By March 2022, we knew something was very wrong. I was on the phone with my dad daily, trying to convince him that he needed to go to the doctor soon. The whole family worked together to make this happen. Gail’s son, Michael, and his wife, Julia, called me on one Saturday morning, after hearing my dad speak, agreeing that he needed medical attention and further coaxing. I then phoned from Minnesota and worked with Gail’s other son, David, to finally get him to agree to go to the emergency room. It was still fairly early in the morning and as we were saying goodbye, I heard Gail calling from the other room, “Okay, Howard, you can go on your bike ride now and I’ll get dressed!” He had just bought a new, fancy bike, a week or so earlier. I gently intervened, saying “No, no, Dad, you should not get on your bike right now,” and they prepared to go directly to the doctor.
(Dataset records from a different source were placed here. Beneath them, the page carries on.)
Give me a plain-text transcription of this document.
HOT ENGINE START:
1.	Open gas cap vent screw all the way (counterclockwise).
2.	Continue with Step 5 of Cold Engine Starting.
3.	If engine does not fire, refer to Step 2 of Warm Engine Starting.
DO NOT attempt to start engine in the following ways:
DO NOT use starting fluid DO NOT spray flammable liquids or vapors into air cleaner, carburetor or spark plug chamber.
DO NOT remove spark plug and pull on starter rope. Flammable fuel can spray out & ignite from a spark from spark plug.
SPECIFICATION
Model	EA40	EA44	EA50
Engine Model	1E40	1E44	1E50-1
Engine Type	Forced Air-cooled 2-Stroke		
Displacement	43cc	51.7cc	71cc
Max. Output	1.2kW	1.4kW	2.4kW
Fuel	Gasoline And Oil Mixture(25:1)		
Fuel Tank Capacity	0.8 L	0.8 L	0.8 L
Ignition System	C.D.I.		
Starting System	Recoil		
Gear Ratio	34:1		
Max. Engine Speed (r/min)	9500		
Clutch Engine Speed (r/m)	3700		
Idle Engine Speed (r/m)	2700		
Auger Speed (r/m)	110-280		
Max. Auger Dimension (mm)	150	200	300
I think that somewhere deep inside, Gail knew that this might be his last ride—and she really wanted him to have that.
He did not get to have his last ride outside, but he did spend a lot of time over the first several months of his illness on the stationary bikes in the gym. Not surprisingly, it was often hard to get him to stop, even when he was physically exhausted. But as a way of life, he never stopped. He explored and expanded his interests down roads he had never before taken. Losing much of his language and the ability to read and write—his main forms of expression throughout his life—he took up gardening with his colleague Mark Pauly, as well as painting and coloring. With characteristic intensity, I recall him telling me sometime in February 2023 that his main work now was color. His office, where he wrote all his articles and books, soon became a gallery full of color.
It is said that during one’s last phases of life, we return to the memories, songs, and music of childhood. Taking a cue from Nepali practices of death, I spent the last few days of my father’s life sitting with my father and singing. All of his most fondly remembered songs from childhood had to do with the bicycle, songs like “Daisy Bell (Bicycle Built for Two)”—a song that became the first example of IBM speech synthesis in the early 1960s, or “When You Ride a Bicycle”—a children’s song about safety while riding. Although he could not say anything, I knew he could hear and recognize my voice. And I knew that he would be soothed by thoughts of a bike ride as he transitioned away from life.
In the last few months of my father’s life, Gail continually asked my brother Joel to take my dad’s bike. But none of us could manage that. Once Joel finally agreed to store it in his garage, numerous plans to pick it up never materialized. I get it. It was the hardest one of his belongings for us to move because the bike is like his signature—a sign of his autonomy, his freedom, his will, his joy. Joel picked up the bicycle three days after my father passed. Just a year after my dad’s passing, we gave my husband, Daniel, this bike to take with him to Hartford, Connecticut. Daniel now rides the bike to and from the state capitol, just as my father did to Penn. The bike has become a daily moment of remembering and remains the vehicle of choice for both play and work.
This essay is part of a series celebrating the life and scholarship of Howard Kunreuther, titled “Commemorating Howard Kunreuther.”